AWA World Championship
Curt Hennig (c) vs. Greg Gagne
Nick Bockwinkel has, sadly, retired. Which leaves the AWA’s top tier echelons extremely short on talent. Scott Hall has gone to NJPW. Vader is in Germany working for Otto Wanz.
When backed against a wall Verne goes for the old tried and trusted solution; nepotism. Which means his son gets a title shot and he’s out here strapped to Larry “The Axe” Hennig to ensure he doesn’t interfere. The sideshow just creates an excuse for more stalling. Hennig is an insanely good technician, but he should have just taken the WWF’s money and left. This company is dead. I guess he wanted that AWA title run on his resume.
When they do get going, which comes in fits and starts, it’s a pretty decent match.
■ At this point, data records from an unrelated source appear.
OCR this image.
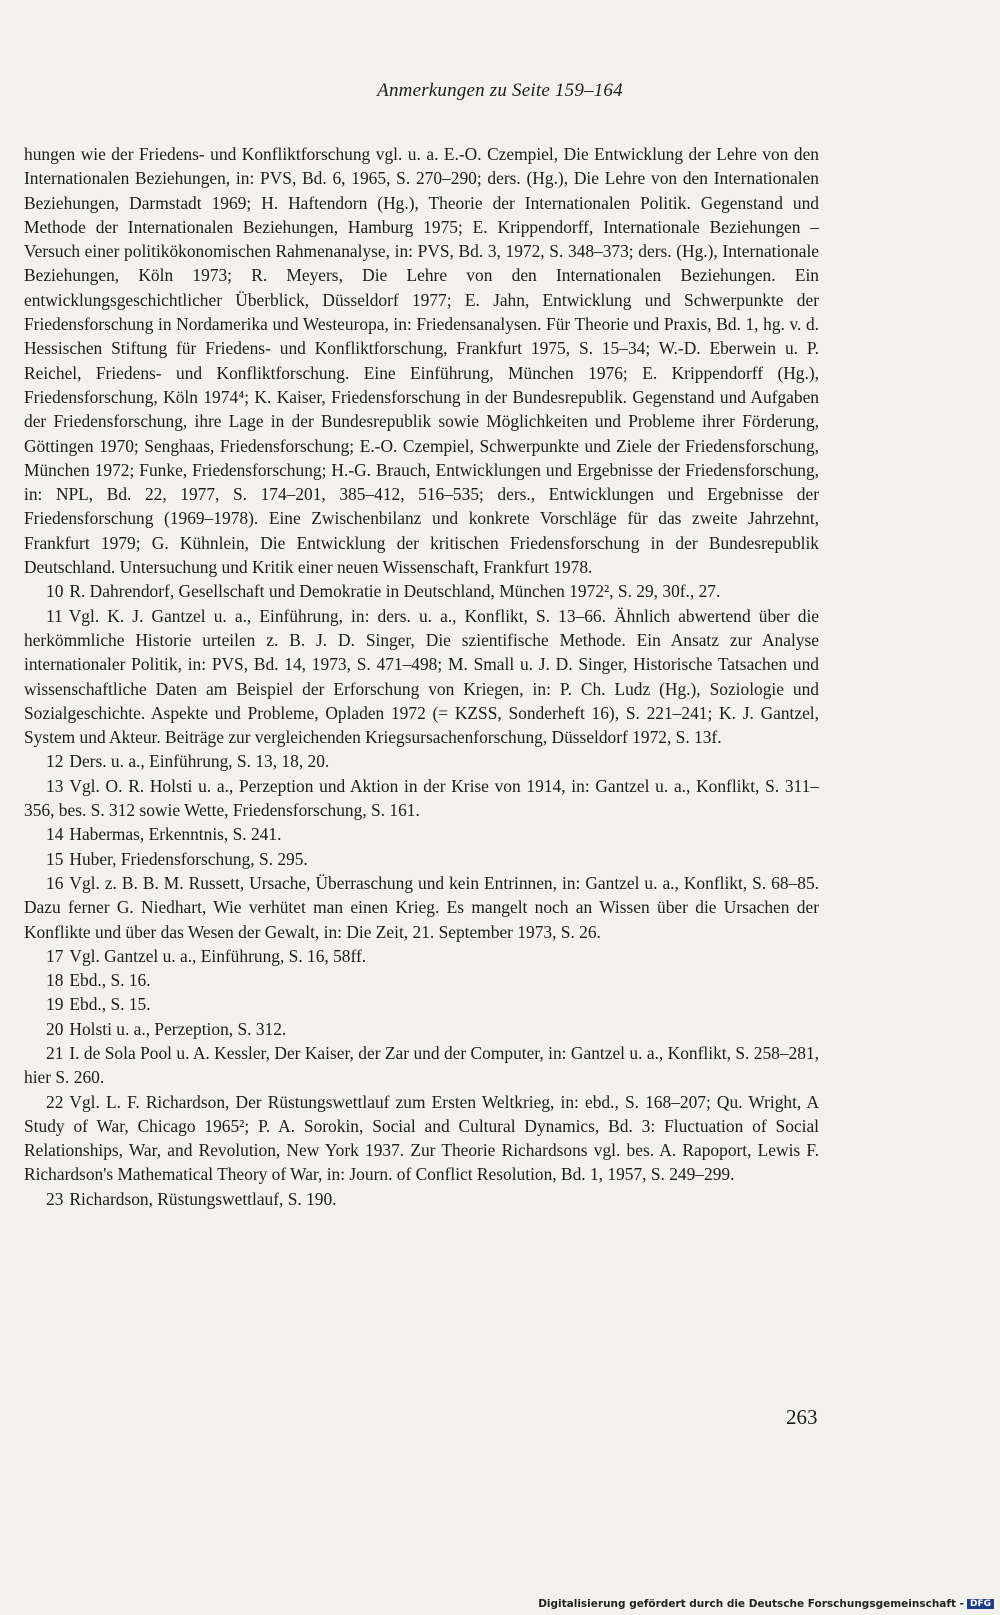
Anmerkungen zu Seite 159–164

hungen wie der Friedens- und Konfliktforschung vgl. u. a. E.-O. Czempiel, Die Entwicklung der Lehre von den Internationalen Beziehungen, in: PVS, Bd. 6, 1965, S. 270–290; ders. (Hg.), Die Lehre von den Internationalen Beziehungen, Darmstadt 1969; H. Haftendorn (Hg.), Theorie der Internationalen Politik. Gegenstand und Methode der Internationalen Beziehungen, Hamburg 1975; E. Krippendorff, Internationale Beziehungen – Versuch einer politikökonomischen Rahmenanalyse, in: PVS, Bd. 3, 1972, S. 348–373; ders. (Hg.), Internationale Beziehungen, Köln 1973; R. Meyers, Die Lehre von den Internationalen Beziehungen. Ein entwicklungsgeschichtlicher Überblick, Düsseldorf 1977; E. Jahn, Entwicklung und Schwerpunkte der Friedensforschung in Nordamerika und Westeuropa, in: Friedensanalysen. Für Theorie und Praxis, Bd. 1, hg. v. d. Hessischen Stiftung für Friedens- und Konfliktforschung, Frankfurt 1975, S. 15–34; W.-D. Eberwein u. P. Reichel, Friedens- und Konfliktforschung. Eine Einführung, München 1976; E. Krippendorff (Hg.), Friedensforschung, Köln 1974⁴; K. Kaiser, Friedensforschung in der Bundesrepublik. Gegenstand und Aufgaben der Friedensforschung, ihre Lage in der Bundesrepublik sowie Möglichkeiten und Probleme ihrer Förderung, Göttingen 1970; Senghaas, Friedensforschung; E.-O. Czempiel, Schwerpunkte und Ziele der Friedensforschung, München 1972; Funke, Friedensforschung; H.-G. Brauch, Entwicklungen und Ergebnisse der Friedensforschung, in: NPL, Bd. 22, 1977, S. 174–201, 385–412, 516–535; ders., Entwicklungen und Ergebnisse der Friedensforschung (1969–1978). Eine Zwischenbilanz und konkrete Vorschläge für das zweite Jahrzehnt, Frankfurt 1979; G. Kühnlein, Die Entwicklung der kritischen Friedensforschung in der Bundesrepublik Deutschland. Untersuchung und Kritik einer neuen Wissenschaft, Frankfurt 1978.

10 R. Dahrendorf, Gesellschaft und Demokratie in Deutschland, München 1972², S. 29, 30f., 27.

11 Vgl. K. J. Gantzel u. a., Einführung, in: ders. u. a., Konflikt, S. 13–66. Ähnlich abwertend über die herkömmliche Historie urteilen z. B. J. D. Singer, Die szientifische Methode. Ein Ansatz zur Analyse internationaler Politik, in: PVS, Bd. 14, 1973, S. 471–498; M. Small u. J. D. Singer, Historische Tatsachen und wissenschaftliche Daten am Beispiel der Erforschung von Kriegen, in: P. Ch. Ludz (Hg.), Soziologie und Sozialgeschichte. Aspekte und Probleme, Opladen 1972 (= KZSS, Sonderheft 16), S. 221–241; K. J. Gantzel, System und Akteur. Beiträge zur vergleichenden Kriegsursachenforschung, Düsseldorf 1972, S. 13f.

12 Ders. u. a., Einführung, S. 13, 18, 20.

13 Vgl. O. R. Holsti u. a., Perzeption und Aktion in der Krise von 1914, in: Gantzel u. a., Konflikt, S. 311–356, bes. S. 312 sowie Wette, Friedensforschung, S. 161.

14 Habermas, Erkenntnis, S. 241.

15 Huber, Friedensforschung, S. 295.

16 Vgl. z. B. B. M. Russett, Ursache, Überraschung und kein Entrinnen, in: Gantzel u. a., Konflikt, S. 68–85. Dazu ferner G. Niedhart, Wie verhütet man einen Krieg. Es mangelt noch an Wissen über die Ursachen der Konflikte und über das Wesen der Gewalt, in: Die Zeit, 21. September 1973, S. 26.

17 Vgl. Gantzel u. a., Einführung, S. 16, 58ff.

18 Ebd., S. 16.

19 Ebd., S. 15.

20 Holsti u. a., Perzeption, S. 312.

21 I. de Sola Pool u. A. Kessler, Der Kaiser, der Zar und der Computer, in: Gantzel u. a., Konflikt, S. 258–281, hier S. 260.

22 Vgl. L. F. Richardson, Der Rüstungswettlauf zum Ersten Weltkrieg, in: ebd., S. 168–207; Qu. Wright, A Study of War, Chicago 1965²; P. A. Sorokin, Social and Cultural Dynamics, Bd. 3: Fluctuation of Social Relationships, War, and Revolution, New York 1937. Zur Theorie Richardsons vgl. bes. A. Rapoport, Lewis F. Richardson's Mathematical Theory of War, in: Journ. of Conflict Resolution, Bd. 1, 1957, S. 249–299.

23 Richardson, Rüstungswettlauf, S. 190.

263
Digitalisierung gefördert durch die Deutsche Forschungsgemeinschaft - DFG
Hennig is game for bumping Greg’s stuff, and it works. They have good chemistry. The issue stems from both of them wanting to slow it down too often. They could have blown the roof off if they’d upped the pace early going and stayed that way, incorporating the fathers on the floor.
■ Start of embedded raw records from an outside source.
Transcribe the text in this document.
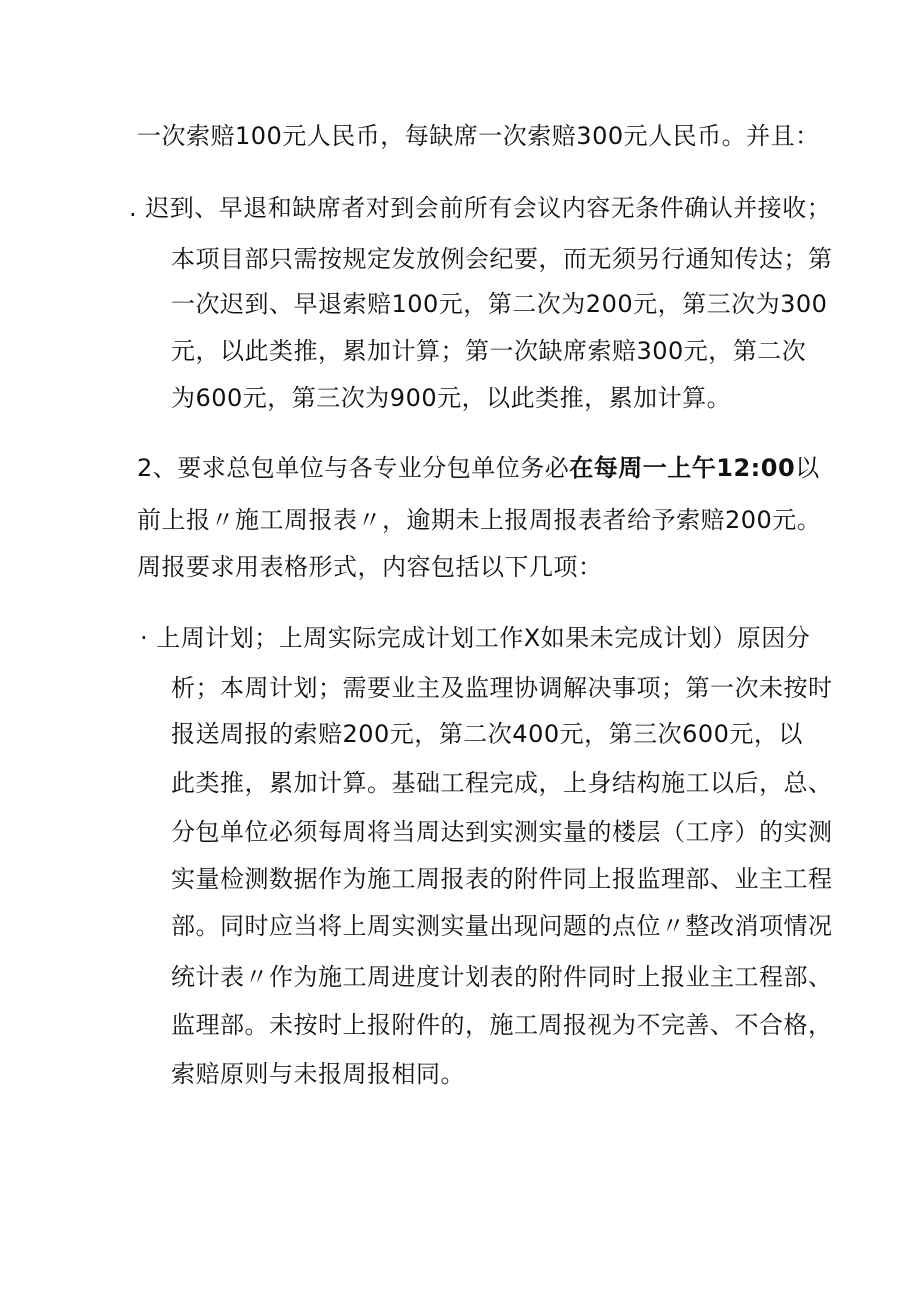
一次索赔100元人民币，每缺席一次索赔300元人民币。并且：

. 迟到、早退和缺席者对到会前所有会议内容无条件确认并接收；

本项目部只需按规定发放例会纪要，而无须另行通知传达；第

一次迟到、早退索赔100元，第二次为200元，第三次为300

元，以此类推，累加计算；第一次缺席索赔300元，第二次

为600元，第三次为900元，以此类推，累加计算。

2、要求总包单位与各专业分包单位务必在每周一上午12:00以

前上报〃施工周报表〃，逾期未上报周报表者给予索赔200元。

周报要求用表格形式，内容包括以下几项：

· 上周计划；上周实际完成计划工作X如果未完成计划）原因分

析；本周计划；需要业主及监理协调解决事项；第一次未按时

报送周报的索赔200元，第二次400元，第三次600元，以

此类推，累加计算。基础工程完成，上身结构施工以后，总、

分包单位必须每周将当周达到实测实量的楼层（工序）的实测

实量检测数据作为施工周报表的附件同上报监理部、业主工程

部。同时应当将上周实测实量出现问题的点位〃整改消项情况

统计表〃作为施工周进度计划表的附件同时上报业主工程部、

监理部。未按时上报附件的，施工周报视为不完善、不合格，

索赔原则与未报周报相同。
They do some limb work to kill time. Hennig works the leg, Gagne the arm. It reminds me of the Hennig-Bockwinkel series, but Gagne’s technique can’t match up to Bock. Hennig is game to sell it, but it takes two to tango. The match picks up when they duke it out. A good old fashioned slugfest suits Greg. He can do that without overthinking it. Whenever he hits a ‘spot’ you can almost hear the cogs whirring and after he lands it he just stops, absorbing what just happened. He’s one of the fakest looking workers I’ve ever had the misfortune to watch, so it’s nice when I find something he can do.
Hennig helps him out, in a way, because he pops back up from stuff like back drops so Greg doesn’t have time to think. His instincts are actually pretty good. When he has time to stop and think, he literally stops. Gagne has this won with a sleeper but Larry Hennig jumps on the apron and socks him in the back of the head. That’s a DQ. **½
Post Match: a big ruckus breaks out and people start running in from the back. Curt slaps Verne Gagne around and did they book that? Verne had retired but you never say never. Hennig would eventually lose the belt to Jerry Lawler, as AWA got increasingly desperate, and Curt jumped to the WWF.
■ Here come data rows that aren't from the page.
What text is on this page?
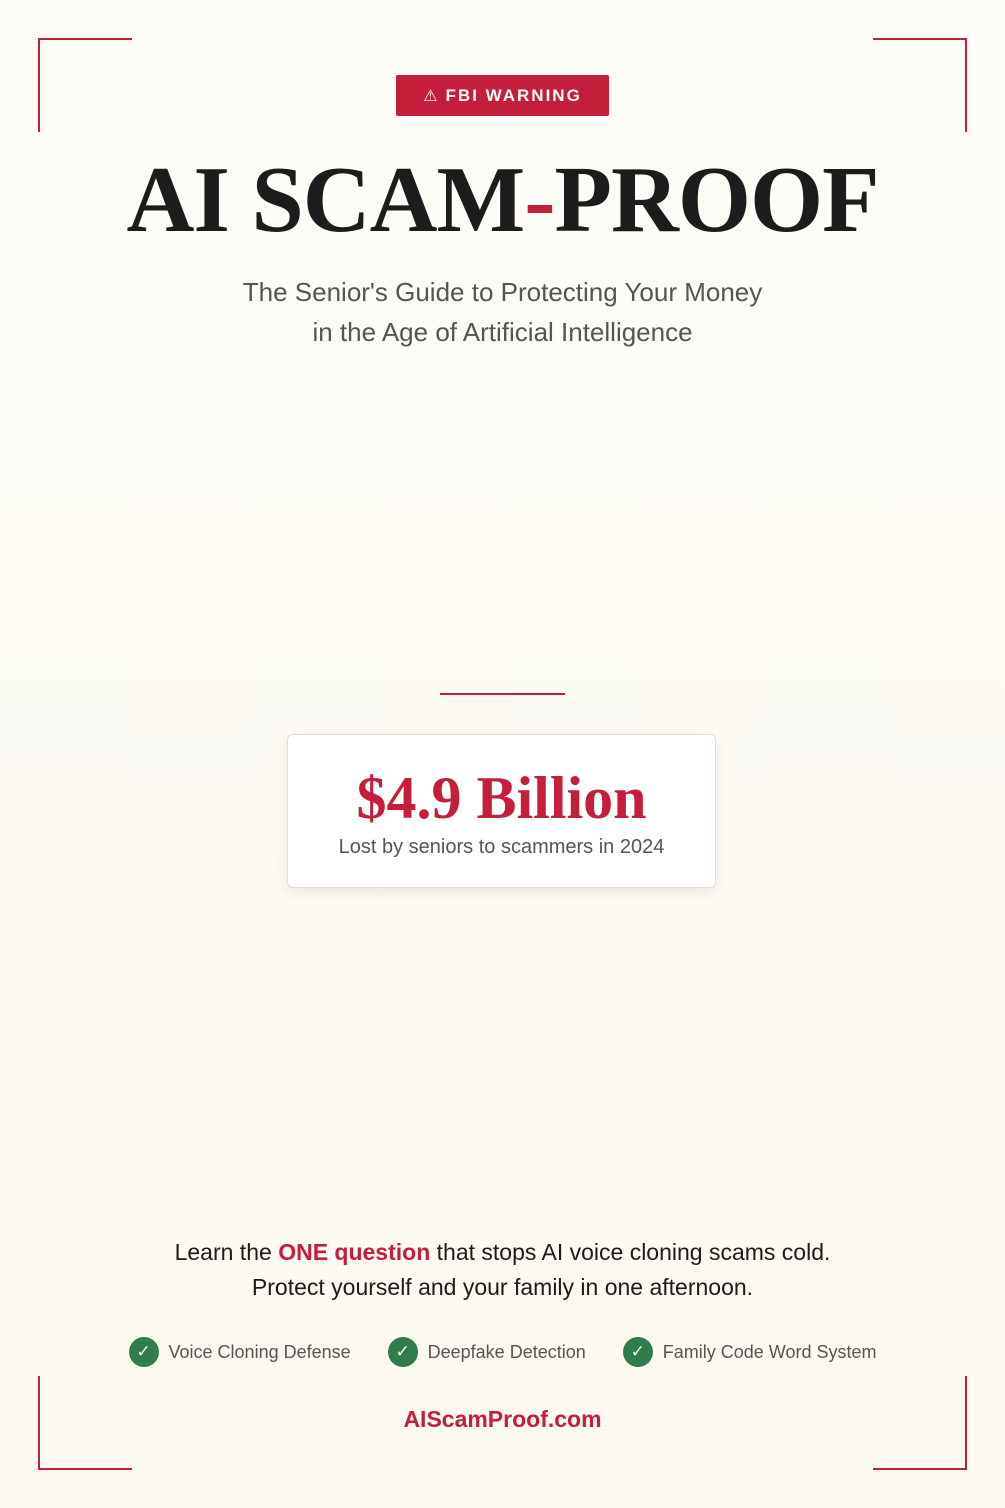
⚠ FBI WARNING
AI SCAM-PROOF
The Senior's Guide to Protecting Your Money
in the Age of Artificial Intelligence
$4.9 Billion
Lost by seniors to scammers in 2024
Learn the ONE question that stops AI voice cloning scams cold.
Protect yourself and your family in one afternoon.
✓ Voice Cloning Defense	✓ Deepfake Detection	✓ Family Code Word System
AIScamProof.com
We close the show with some interviews so AWA can prove they can shoot something that doesn’t look like total crap. I respect it.
The 411:
There’s no escaping how bad AWA is in 1987. The company is just doomed. The walls are closing in. The only talent they have are ones the WWF don’t want. The only reason the Rockers aren’t in the WWF is because they fucked up. The only reason Curt Hennig is still here is because they put the strap on him. They couldn’t even retain people the WWF didn’t want. Jimmy Snuka finished up with the AWA in the summer. Doug Somers quit in the summer. Buddy Rose left. So, who’s left? Wahoo McDaniel. Greg Gagne. Colonel De Beers. They’d eventually pick up guys like Iron Sheik, Don Muraco and Wendi Richter who the WWF no longer had any use for. That’s it. That’s all they can do. It’s almost over at this point. There’s very little left for me to cover. It’s almost a relief. The shows are an abomination. The only one I’m likely to cover before they go out of business is Superclash III.